Si le FN, tout fier d’avoir recruté autant de sympathisants ne change pas, reste fidèle à lui-même, un parti fasciste prêchant haine de l’autre et repli, alors il apprendra à ses dépens que les pauvres sont gens généreux, et ne s’y reconnaissent pas. Le succès du FN sera une fois de plus un simple feu de paille, un banal exutoire.

Pourtant, la situation n’est pas si simple. Je pense au Grand Est dont je suis originaire et que je crois assez bien connaître encore. De la partie « Champagne », bien que j’y aie des amis qui y milite à gauche, je ne connais pas trop la situation. Elle me semble, vu sa réputation, peuplée de gens posés, sûrs de leur richesse qui leur vient de la terre, fidèles à la tradition, et donc plutôt d’une droite frileuse. Je connais un peu mieux les Ardennes, et la Lorraine bien sûr. Même si leur population dans sa diversité de culture, de richesses ne connait pas le même sort, une grande partie reste marquée par l’écroulement de son industrie minière et sidérurgique. Les blessures sont profondes et durables, et non seulement physiques, matérielles mais morales. La disparition du métier de mineur a causé des plaies d’une profondeur insondable, car, la solidarité entre les travailleurs et d’une génération à l’autre, avait cette intensité que l’on ne trouve que, je crois, dans les  métiers difficiles à grand risque, chez les sidérurgistes par exemple. C’était un mode de vie d’une beauté morale telle qu’elle  créait chez ces travailleurs un monde à part, exceptionnel, les habitait d’une fierté incomparable qu’ils transmettaient à leurs enfants. Or la fermeture des puits, l’arrêt des hauts-fourneaux furent vécus comme des assassinats, des suicides, des dépressions dont on ne se relève pas.

Les technocrates, même de bonne volonté, il y en eut, face à la détresse de cette fin d’un monde n’y ont pas pu grand-chose. Ou n’ont pas voulu voir. Les nombreuses personnes touchées par cette misère, en désespoir de cause, se confie au FN.

Or la si belle et accueillante montagne des Vosges, qui pourrait constituer un espace de rencontre entre lorrains et alsaciens est en fait un obstacle quasi infranchissable. Son flanc Ouest, lorrain, arrête les nuages et en fait une région verdoyante, son flanc Est, l’Alsace, plus ensoleillé, favorise la vigne et la fête. Mais c’est tout le sillon rhénan qui bénéficie depuis des millénaires d’une opulence qu’il préserve jalousement.

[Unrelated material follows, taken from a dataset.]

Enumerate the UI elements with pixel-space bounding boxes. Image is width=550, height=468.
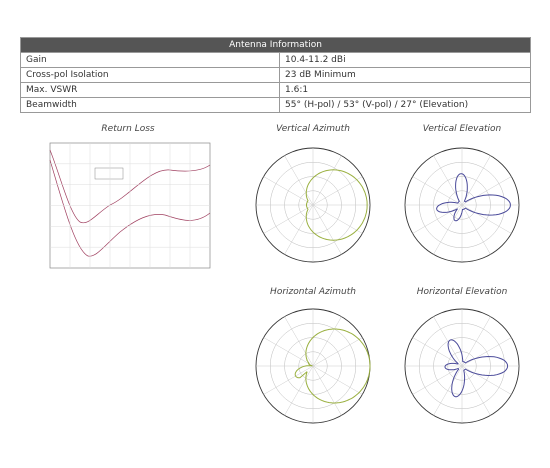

Les Alsaciens en ont très conscience et ont, je crois, mais, lorrain sui-je très objectif ? tendance à mépriser leur besogneux voisins. Alors quand un découpage qu’ils jugent pour la plupart inique, les faits cohabiter avec des pouilleux, ils se révoltent, pas question de partager et pour protester, ils votent FN . Ils vont donc se retrouver dans le même parti que ceux qu’ils fuient, et pour des raisons opposées. Conserver sa richesse, perdre sa pauvreté.

Futur panier de crabes ou espace de fraternité ? On en saura plus dans les semaines qui viennent.